I've been...out-of-sorts lately. Up in the air. Feeling tossed about. Yet, at the same time, feeling a spiritual peace and confidence that I haven't felt in years.
I know what God wants me to do, is calling me to do. I know that I want to do it. The "it", of course, is returning to the local church as a pastor. This is pretty amazing given that even three months ago I was actively looking for chaplain jobs and feeling pretty sure that I was going to make a career out of extension ministry.
Of course, three months ago I was still essentially giving God the cold shoulder and my spiritual antennae were fairly dull. These days, it seems that everywhere I go and everything I hear is pointing in the same direction: back to the local church, back to Pride Rock (see previous post). Even my pastor's sermons seem directed towards this, although I'm fairly certain that he's not preparing them going, "let's see, what pep talk can I give Patti this week? Screw the other 300+ people who'll be there, what does Patti need to hear?" But it FEELS that way sometimes.
Part 1 of my plan for becoming ready to be Pastor Patti again is to really and fully re-enter the church, specifically the congregation of which I am a part. We've sort of been pew-warmers for the past two-and-a-half years, and sometimes not even that (I can't tell you how many Sundays we missed when I was pregnant and Walter was a newborn). We haven't been part of a Sunday School class, we haven't been involved in ministries, we haven't really done anything beyond attending Sunday worship. I know, it's sad. I'm CLERGY, for crying out loud. It's just...sad.
So, this Sunday I'm bound and determined that we will make it to Sunday School and we will find a class to attend. It may take several weeks, but we will find a class/small group that we like. And we will attend it every week, along with worship. (Except, of course, on the Sundays when I have had a really rough night or receive a page after 7:00 a.m. Because, of course, I'm on call every Saturday night, from 9:00 pm to 10:30 am.)
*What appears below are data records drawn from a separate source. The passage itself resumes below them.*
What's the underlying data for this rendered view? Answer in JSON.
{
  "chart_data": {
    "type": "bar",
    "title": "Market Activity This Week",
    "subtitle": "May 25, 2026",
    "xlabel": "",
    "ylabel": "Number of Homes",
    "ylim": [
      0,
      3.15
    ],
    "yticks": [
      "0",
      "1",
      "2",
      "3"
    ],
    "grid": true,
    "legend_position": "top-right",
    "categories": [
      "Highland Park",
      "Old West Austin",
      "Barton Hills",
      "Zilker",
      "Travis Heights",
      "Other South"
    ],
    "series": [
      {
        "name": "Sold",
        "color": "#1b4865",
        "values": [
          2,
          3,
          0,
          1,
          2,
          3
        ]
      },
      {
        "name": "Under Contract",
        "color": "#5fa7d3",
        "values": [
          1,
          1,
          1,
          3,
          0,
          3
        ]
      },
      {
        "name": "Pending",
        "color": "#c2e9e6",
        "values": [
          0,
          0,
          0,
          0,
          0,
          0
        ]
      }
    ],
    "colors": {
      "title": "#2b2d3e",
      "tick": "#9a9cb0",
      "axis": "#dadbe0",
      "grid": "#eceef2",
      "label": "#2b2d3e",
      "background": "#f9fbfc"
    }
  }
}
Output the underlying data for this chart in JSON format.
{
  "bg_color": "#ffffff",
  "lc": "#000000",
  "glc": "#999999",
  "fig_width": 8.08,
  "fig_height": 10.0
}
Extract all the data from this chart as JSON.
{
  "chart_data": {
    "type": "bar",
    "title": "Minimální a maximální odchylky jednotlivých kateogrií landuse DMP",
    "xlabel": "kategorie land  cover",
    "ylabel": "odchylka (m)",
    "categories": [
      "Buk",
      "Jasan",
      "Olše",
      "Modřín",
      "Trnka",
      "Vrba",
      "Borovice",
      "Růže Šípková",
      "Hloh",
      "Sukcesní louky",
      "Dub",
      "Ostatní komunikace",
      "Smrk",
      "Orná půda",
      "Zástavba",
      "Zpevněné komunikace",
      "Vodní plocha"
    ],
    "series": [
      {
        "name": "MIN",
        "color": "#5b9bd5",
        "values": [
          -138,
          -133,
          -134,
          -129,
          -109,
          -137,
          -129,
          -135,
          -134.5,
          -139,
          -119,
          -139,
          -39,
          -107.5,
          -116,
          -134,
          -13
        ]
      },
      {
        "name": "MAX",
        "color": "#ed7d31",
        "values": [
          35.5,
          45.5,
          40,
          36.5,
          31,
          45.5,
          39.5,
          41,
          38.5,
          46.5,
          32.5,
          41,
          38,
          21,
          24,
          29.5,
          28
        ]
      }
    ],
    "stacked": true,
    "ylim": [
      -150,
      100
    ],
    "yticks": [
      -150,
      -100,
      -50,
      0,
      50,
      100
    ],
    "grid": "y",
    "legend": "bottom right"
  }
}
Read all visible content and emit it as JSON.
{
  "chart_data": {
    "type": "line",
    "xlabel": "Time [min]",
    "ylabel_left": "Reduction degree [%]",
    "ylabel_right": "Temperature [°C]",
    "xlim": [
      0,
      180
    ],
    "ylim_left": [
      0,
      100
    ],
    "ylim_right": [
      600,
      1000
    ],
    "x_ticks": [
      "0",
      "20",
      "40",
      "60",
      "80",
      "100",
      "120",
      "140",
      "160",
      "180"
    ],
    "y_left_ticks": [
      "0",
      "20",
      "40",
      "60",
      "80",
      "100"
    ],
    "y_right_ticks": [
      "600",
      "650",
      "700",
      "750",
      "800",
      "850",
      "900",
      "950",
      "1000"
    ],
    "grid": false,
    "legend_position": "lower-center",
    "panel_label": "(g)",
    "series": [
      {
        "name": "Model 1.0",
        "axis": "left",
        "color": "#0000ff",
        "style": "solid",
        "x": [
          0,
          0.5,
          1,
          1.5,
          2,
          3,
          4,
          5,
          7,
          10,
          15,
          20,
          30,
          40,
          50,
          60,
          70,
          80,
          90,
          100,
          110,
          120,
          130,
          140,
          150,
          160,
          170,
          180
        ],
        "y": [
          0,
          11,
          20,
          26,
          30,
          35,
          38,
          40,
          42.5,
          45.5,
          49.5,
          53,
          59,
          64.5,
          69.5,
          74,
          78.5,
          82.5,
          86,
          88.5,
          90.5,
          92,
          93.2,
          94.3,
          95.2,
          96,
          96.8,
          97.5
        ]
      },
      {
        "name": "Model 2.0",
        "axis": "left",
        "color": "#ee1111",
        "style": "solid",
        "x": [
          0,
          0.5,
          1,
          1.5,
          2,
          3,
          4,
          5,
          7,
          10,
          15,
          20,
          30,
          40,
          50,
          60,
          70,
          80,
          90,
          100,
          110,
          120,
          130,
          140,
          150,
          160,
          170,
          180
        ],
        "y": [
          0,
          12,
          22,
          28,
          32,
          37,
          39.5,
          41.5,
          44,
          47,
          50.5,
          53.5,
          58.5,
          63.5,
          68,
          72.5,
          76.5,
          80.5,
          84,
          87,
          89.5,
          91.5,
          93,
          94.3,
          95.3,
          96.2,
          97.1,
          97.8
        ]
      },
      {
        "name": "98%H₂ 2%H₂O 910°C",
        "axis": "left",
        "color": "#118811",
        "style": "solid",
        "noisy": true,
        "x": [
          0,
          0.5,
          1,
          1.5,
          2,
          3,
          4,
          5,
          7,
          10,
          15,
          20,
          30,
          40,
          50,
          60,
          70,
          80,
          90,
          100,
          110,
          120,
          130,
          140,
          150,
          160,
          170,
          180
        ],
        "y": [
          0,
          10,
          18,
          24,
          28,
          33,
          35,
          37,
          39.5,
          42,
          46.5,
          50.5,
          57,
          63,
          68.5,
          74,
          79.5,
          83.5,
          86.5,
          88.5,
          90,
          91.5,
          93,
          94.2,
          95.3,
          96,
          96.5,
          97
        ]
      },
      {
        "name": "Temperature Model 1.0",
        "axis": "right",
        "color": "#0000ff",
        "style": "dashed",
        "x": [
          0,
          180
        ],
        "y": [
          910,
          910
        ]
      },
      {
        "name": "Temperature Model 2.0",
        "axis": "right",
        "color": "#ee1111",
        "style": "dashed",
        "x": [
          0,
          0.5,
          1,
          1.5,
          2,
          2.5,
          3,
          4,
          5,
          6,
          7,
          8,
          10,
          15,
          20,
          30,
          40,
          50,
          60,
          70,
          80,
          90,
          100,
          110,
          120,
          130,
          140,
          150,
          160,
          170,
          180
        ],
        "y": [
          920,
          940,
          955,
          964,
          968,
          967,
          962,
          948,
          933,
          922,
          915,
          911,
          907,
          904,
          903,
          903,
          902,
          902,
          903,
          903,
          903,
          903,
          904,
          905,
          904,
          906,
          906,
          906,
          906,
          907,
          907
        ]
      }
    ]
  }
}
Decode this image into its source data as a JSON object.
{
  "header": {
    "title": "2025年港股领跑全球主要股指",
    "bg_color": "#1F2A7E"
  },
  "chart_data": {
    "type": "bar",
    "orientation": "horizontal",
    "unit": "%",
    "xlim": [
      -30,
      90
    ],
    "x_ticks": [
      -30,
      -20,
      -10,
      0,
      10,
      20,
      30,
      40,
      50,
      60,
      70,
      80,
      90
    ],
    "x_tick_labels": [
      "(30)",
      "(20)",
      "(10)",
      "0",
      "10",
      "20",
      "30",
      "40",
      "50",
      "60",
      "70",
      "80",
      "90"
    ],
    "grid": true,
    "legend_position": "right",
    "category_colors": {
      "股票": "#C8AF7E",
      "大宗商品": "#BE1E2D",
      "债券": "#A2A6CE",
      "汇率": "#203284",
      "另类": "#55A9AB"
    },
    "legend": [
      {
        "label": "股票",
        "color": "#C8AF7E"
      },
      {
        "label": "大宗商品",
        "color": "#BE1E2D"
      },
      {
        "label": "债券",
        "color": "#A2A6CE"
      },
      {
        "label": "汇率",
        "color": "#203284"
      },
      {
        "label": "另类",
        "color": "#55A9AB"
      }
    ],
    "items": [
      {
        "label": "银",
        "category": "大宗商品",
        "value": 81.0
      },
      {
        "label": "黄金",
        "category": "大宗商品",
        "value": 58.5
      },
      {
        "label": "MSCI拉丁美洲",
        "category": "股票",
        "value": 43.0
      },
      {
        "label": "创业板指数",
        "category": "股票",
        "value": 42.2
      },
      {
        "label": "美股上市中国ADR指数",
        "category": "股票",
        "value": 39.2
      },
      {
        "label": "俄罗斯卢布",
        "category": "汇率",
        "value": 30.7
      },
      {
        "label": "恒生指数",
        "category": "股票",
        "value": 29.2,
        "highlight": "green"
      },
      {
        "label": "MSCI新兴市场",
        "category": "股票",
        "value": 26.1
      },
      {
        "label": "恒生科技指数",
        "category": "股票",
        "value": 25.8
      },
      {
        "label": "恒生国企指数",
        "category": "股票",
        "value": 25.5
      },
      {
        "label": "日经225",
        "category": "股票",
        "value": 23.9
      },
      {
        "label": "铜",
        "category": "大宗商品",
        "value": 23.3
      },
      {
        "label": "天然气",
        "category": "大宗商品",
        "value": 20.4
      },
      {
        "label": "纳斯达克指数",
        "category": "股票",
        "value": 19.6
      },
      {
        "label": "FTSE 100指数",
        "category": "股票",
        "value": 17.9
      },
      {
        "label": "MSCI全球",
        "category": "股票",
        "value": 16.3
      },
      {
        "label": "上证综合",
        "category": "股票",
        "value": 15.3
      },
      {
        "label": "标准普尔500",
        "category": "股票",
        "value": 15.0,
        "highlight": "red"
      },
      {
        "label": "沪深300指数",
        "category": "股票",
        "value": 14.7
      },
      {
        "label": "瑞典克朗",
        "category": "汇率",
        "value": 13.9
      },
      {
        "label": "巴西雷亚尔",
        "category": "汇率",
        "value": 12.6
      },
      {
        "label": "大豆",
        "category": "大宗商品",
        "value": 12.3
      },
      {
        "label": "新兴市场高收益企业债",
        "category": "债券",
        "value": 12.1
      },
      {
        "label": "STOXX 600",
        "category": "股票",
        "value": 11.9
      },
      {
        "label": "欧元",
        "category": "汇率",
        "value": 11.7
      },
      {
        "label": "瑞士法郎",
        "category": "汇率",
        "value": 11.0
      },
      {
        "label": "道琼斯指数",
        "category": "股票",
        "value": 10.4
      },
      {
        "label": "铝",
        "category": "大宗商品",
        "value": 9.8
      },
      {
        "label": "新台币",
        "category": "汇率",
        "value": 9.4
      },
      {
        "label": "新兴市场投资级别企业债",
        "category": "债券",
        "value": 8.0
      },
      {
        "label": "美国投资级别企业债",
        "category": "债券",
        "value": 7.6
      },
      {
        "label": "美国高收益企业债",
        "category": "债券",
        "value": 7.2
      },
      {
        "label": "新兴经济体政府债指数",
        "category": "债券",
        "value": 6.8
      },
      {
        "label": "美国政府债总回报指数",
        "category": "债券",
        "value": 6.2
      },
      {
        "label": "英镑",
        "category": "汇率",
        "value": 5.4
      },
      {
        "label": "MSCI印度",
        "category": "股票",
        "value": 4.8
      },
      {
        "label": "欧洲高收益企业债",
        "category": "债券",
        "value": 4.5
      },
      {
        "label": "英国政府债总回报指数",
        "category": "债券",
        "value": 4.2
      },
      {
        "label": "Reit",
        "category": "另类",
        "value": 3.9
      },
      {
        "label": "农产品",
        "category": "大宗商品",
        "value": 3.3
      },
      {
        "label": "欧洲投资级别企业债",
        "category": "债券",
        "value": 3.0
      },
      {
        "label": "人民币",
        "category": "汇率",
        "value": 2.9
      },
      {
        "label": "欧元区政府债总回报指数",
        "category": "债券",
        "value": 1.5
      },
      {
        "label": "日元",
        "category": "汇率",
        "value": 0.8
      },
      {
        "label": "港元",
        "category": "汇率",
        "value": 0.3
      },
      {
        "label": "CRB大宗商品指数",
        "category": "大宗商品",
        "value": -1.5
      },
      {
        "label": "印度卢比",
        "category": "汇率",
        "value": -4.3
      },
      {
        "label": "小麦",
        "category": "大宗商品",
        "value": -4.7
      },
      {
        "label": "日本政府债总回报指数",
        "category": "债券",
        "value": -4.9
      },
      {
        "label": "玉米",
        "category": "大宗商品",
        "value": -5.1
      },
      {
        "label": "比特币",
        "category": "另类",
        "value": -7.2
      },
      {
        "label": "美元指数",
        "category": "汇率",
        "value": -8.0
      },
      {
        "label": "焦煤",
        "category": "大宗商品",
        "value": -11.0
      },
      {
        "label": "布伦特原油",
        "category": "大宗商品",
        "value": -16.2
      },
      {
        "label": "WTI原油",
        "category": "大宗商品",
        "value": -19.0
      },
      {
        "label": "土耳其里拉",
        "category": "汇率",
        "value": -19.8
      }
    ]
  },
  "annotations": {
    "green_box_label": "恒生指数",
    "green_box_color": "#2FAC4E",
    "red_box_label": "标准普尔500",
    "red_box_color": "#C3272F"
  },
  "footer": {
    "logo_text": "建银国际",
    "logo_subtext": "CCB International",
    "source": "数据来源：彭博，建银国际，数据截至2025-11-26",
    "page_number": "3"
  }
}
Harry is gaining himself the reputation as Mr. Computer Fix-it in the church office. I'm sure he will find another niche for his (many) gifts. Our pastor (I don't know if I've mentioned this, but the more I get to know the guy, the more I like him. Not that I ever disliked him, but he's one of those people who's kind of hard to get to know. But he's an excellent preacher, apparently a good leader since he's been at this church for 11 years, and lest we forget HE LET ME PREACH.) has apparently put my name on several committees, including the Administrative Council. I may begin attending them in the near future, just for the opportunity to be a "fly on the wall" and learn from observation.
But first, before I attend any meetings, I'm going to do what I should have done months and months ago, perhaps even over a year ago: I am going to make an appointment with my pastor, sit down with him, and tell him my story in the most succinct manner possible. I will do that this week (you know, the week of the 9th). Or, at least MAKE the appointment, even if it winds up being next week.
And maybe after I spill my guts to him, he'll tell me if he's moving or not. Or, at least what the possibility is. (:
Can someone hold me accountable to the "meet with pastor" thing? Bug me until I say I've done it? Thanks.
1 comment:
Done. I will hold you accountable. I will check back in and see if you have made the appointment. But really, I suspect you will do this anyway, because GOD is going to nudge you until you do...and no one is more nudgy than God...ever so quiet and subtle though God may be.